# Bobcats take Kidd-Gilchrist 2nd



## Diable (Apr 26, 2005)

At this point it looks like we may actually keep him, but it's a surprise if we do. I am okay with this. Not excited or anything, but nothing is going to excite me about this team's immediate future.


----------



## Bogg (May 4, 2009)

Well, they had a giant hole at small forward that they plugged with two highly athletic swingmen who dig in on D and play hard. Their frontcourt is still a mess, but a backcourt of Kemba/Gordon/Henderson/MKG/Taylor is just regular, middle-of-the-lottery bad. That's a big upgrade from last year.


----------



## R-Star (Jun 13, 2002)

MKG is going to prove a lot of people wrong. There's a reason he was drafted at 2.


----------



## Luke (Dec 7, 2008)

Now they need some bigs and they'll be run of the mill bad, instead of historically bad.
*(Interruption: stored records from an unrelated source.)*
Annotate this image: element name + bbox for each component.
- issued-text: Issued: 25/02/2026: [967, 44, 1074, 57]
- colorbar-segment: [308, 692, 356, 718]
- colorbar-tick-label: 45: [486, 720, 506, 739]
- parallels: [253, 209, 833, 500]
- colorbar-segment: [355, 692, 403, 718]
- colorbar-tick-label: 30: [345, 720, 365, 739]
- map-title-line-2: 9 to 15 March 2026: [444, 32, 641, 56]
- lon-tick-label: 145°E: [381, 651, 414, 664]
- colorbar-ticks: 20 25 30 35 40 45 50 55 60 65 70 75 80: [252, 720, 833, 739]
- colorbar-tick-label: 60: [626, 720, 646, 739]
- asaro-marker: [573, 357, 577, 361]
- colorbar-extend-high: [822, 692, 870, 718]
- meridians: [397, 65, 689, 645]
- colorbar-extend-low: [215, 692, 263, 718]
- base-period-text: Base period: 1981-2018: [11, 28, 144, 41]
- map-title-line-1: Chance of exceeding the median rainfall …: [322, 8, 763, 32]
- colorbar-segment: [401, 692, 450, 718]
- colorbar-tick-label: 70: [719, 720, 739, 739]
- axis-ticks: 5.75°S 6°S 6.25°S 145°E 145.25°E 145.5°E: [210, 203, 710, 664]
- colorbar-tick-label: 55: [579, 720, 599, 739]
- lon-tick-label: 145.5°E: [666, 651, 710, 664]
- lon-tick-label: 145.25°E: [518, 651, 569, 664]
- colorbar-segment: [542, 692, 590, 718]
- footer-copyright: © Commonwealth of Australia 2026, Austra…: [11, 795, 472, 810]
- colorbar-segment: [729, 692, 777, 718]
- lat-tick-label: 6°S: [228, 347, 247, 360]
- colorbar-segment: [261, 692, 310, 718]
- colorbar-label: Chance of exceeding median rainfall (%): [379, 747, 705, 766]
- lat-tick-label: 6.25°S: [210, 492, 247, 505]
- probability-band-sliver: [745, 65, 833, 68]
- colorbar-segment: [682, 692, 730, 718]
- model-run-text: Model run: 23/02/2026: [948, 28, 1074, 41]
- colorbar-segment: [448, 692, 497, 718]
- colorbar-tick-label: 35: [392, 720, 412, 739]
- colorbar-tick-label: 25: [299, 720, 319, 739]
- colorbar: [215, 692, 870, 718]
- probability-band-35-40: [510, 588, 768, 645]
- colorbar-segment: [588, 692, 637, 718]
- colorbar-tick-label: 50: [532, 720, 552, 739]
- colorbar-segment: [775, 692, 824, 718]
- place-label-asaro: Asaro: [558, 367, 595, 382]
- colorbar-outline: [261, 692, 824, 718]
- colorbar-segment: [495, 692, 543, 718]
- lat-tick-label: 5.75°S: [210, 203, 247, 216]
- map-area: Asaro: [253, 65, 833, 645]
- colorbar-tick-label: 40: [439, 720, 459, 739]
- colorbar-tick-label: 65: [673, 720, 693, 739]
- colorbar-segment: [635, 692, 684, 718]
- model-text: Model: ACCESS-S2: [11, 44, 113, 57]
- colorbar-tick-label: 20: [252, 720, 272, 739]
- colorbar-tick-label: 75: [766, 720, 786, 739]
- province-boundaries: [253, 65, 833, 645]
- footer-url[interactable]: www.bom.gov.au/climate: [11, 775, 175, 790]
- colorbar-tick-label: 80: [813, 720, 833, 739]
All jokes aside MKG was probably the right pick. At a certain point gambling hasn't paid off and it's nice for y'all to have a sure thing.


----------



## ATLien (Jun 18, 2002)

That's the thing. Charlotte hasn't really gambled that much. They've taken supposedly "safe" lottery picks in their history (Okafor, Felton & May, Morrison). Even Walker and Henderson weren't huge potential guys. 

I thought that Beal had more potential than MKG to be a #1 option scorer. Would have liked to see Charlotte get him.


----------



## Diable (Apr 26, 2005)

Bobcats have never had the opportunity to draft a great player. They were always shortsighted in the beginning, trying to take shortcuts instead of accepting the pain of building through the draft. They've missed in the draft plenty, but they never had the chance to really take or pass on anyone who was more than above average. If we'd lost another game we would have gotten Chris Paul, but he was gone when we drafted that year.


----------



## Dornado (May 26, 2003)

Having seen only most of one summer league game Michael Kidd-Gilchrist looks pretty damned good to me.


----------